Seperti diketahui, tahun 2019 ini masih ada 52 RUU prioritas yang belum disahkan oleh DPR. Made memprediksi DPR tahun ini tidak akan mampu menuntaskan RUU prioritas ini.
"Mustahil berharap mereka bisa menggenjot lebih banyak dari 5 RUU lagi yang bisa diselesaikan. Ada sejumlah RUU yang mestinya bisa diselesaikan karena menyisakan beberapa isu krusial saja, seperti RUU KUHP, RUU penghapusan kekerasan seksual (PKS), RUU Perkoperasian, RUU Sumber Daya Air, dan juga RUU Jabatan Hakim," jelasnya
Made meminta DPR bisa segera menuntaskan RUU yang disebutnya. Dia juga mengatakan Formappi akan terus mengawasi kinerja DPR hingga akhir masa periode.
Sementara itu, Made juga mengkritik alokasi waktu kerja para anggota dan pimpinan DPR. Menurutnya, DPR masih perlu belajar mengenai manajemen waktu agar bisa memanfaatkan waktu kerja dengan baik.

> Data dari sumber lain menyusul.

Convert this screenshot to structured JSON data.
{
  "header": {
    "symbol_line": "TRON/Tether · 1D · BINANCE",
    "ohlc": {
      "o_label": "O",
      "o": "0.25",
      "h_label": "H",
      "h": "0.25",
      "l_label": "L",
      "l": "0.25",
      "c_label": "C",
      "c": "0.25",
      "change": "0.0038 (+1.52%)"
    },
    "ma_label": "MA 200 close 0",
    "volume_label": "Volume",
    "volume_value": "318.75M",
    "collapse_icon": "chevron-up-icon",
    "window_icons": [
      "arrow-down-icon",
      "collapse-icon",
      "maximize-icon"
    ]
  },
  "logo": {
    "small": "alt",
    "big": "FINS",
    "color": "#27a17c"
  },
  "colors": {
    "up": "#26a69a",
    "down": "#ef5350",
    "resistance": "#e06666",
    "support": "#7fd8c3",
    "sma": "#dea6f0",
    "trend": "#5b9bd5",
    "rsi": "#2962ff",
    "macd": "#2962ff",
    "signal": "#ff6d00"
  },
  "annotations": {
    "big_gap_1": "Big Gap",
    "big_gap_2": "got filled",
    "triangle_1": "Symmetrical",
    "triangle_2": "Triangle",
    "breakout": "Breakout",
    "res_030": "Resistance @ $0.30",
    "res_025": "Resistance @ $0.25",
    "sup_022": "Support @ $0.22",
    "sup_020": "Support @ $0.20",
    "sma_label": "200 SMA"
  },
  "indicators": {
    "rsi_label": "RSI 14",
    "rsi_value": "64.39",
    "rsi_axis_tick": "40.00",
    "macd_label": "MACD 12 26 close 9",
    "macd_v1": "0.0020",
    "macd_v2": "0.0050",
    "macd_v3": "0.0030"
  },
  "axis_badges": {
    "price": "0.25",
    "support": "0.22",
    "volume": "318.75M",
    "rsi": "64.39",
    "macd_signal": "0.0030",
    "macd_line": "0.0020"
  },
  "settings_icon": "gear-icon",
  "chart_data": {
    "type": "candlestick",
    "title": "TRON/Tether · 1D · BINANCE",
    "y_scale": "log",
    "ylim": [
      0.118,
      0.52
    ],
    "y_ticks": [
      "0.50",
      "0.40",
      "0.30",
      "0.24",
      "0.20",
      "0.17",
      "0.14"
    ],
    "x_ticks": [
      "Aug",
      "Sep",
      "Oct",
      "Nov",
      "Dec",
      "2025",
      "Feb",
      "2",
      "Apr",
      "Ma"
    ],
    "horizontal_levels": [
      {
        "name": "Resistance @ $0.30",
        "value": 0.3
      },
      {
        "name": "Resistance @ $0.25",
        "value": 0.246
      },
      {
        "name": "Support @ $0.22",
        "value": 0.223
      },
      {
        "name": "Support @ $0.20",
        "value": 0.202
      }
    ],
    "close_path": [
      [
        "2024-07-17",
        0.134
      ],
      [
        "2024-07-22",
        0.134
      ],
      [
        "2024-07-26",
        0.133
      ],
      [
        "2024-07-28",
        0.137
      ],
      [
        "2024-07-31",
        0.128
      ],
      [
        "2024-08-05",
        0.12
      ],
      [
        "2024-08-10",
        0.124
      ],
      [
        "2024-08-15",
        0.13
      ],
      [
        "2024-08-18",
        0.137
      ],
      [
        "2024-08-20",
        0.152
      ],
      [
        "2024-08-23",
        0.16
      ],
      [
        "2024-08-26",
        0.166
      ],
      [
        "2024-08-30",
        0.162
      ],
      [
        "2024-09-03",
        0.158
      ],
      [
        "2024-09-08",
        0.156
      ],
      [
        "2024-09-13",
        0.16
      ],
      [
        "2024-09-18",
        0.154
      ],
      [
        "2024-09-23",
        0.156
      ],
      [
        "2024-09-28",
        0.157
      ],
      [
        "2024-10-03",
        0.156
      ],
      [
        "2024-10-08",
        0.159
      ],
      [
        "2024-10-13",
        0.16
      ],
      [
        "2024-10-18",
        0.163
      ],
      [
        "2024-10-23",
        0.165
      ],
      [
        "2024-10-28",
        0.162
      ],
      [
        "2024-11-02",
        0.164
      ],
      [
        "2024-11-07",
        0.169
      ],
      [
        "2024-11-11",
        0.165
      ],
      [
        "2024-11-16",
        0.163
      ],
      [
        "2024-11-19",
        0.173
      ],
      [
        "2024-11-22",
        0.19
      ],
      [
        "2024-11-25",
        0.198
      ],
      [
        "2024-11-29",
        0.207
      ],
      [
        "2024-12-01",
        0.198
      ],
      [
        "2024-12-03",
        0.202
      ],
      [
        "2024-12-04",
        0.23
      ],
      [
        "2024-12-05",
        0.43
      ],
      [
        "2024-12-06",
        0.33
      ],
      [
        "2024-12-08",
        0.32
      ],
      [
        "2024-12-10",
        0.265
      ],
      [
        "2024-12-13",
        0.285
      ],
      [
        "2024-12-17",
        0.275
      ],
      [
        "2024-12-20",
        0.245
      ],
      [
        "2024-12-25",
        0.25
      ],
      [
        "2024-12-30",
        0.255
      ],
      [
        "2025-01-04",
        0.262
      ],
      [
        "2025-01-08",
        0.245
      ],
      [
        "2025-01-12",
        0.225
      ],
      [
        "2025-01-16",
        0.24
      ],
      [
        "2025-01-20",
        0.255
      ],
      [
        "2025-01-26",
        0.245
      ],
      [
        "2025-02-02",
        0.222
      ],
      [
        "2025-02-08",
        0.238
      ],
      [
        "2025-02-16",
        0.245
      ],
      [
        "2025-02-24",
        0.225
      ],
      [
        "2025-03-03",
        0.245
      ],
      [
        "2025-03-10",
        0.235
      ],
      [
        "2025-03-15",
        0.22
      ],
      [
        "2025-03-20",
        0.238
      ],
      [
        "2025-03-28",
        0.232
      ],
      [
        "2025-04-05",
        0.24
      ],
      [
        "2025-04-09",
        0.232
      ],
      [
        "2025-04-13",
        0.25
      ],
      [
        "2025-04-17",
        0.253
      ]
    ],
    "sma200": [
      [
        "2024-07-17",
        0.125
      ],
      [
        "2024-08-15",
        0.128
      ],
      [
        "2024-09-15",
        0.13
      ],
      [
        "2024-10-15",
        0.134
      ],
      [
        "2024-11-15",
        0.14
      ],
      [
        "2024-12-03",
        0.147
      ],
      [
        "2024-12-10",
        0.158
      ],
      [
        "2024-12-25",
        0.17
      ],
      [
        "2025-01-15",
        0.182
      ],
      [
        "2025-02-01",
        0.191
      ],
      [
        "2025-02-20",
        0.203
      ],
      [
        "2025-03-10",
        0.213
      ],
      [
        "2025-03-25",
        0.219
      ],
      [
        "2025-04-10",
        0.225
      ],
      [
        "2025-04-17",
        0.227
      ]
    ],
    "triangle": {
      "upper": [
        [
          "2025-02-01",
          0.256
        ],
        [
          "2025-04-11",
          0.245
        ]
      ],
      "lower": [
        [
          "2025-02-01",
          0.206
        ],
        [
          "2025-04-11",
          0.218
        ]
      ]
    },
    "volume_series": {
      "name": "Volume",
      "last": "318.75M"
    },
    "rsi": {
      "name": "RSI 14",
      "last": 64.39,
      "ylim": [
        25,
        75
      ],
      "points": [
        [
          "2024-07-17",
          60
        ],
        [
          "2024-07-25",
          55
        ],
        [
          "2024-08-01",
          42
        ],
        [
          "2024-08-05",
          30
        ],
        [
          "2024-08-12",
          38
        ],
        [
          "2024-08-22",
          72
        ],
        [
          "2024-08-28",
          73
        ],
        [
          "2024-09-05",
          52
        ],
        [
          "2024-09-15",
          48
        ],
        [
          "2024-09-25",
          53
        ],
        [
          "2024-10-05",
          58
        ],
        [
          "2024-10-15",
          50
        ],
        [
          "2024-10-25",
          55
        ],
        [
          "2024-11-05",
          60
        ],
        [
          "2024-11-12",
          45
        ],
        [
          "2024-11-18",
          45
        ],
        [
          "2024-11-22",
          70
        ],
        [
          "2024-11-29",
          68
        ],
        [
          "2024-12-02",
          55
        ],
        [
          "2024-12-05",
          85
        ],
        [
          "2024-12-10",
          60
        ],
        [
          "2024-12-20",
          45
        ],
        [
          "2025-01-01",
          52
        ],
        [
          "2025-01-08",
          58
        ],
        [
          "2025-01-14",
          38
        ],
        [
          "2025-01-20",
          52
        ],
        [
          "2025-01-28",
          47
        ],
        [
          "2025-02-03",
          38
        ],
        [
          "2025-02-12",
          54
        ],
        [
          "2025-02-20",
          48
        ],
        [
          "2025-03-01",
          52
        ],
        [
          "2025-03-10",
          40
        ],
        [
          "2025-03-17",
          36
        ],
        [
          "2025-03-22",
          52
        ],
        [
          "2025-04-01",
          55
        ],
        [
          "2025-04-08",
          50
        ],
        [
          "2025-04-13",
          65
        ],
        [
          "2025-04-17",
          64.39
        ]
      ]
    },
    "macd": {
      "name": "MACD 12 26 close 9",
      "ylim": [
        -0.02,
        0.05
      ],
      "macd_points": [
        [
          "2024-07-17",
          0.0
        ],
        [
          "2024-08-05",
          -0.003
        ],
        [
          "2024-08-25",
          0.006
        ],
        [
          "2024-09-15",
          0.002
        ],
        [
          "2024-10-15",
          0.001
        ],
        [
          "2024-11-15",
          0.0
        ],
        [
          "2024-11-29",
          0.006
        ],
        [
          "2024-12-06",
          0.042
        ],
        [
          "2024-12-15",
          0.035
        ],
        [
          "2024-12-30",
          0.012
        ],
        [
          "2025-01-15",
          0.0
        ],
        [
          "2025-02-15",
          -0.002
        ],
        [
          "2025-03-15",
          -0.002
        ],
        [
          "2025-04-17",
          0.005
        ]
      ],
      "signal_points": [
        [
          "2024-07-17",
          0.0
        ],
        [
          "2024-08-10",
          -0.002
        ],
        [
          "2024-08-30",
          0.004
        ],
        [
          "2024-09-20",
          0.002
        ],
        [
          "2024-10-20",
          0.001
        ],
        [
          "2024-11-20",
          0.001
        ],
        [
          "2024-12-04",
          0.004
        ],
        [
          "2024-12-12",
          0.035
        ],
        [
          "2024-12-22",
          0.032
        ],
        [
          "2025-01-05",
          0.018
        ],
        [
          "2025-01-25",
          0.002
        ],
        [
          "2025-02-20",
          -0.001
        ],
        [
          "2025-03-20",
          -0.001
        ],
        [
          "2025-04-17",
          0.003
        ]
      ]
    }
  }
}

"Dalam rencana kerja DPR selama masa sidang V tahun 2018-2019, ditentukan bahwa kegiatan fungsi pengawasan dan anggaran dialokasikan 40 persen dari waktu yang tersedia, sedangkan fungsi legislasi dialokasikan 60 persen dari waktu yang tersedia. Namun, dalam realisasinya, dari 189 kegiatan pelaksanaan fungsi, DPR hanya melakukan 13 kegiatan di bidang legislasi atau 6,88 persen saja. Sementara anggaran 67 kegiatan 35,45 persen, dan pengawasan 109 kegiatan 57,67 persen," ucapnya.
"Jadi dari sudut penggunaan alokasi waktu antara rencana dan realisasi sangat jauh, karena legislasi yang seharusnya mendapat 60 persen, dalam kenyataanya hanya dilakukan 6,88 persen," imbuhnya.
Terakhir, Formappi juga mengaku miris dengan peristiwa operasi tangkap tangan (OTT) yang dilakukan KPK oleh anggota DPR F-PDIP, Nyoman Dhamantara. Dia menyebut dengan kembali ditangkapnya anggota DPR menguatkan dugaan adanya permainan di DPR.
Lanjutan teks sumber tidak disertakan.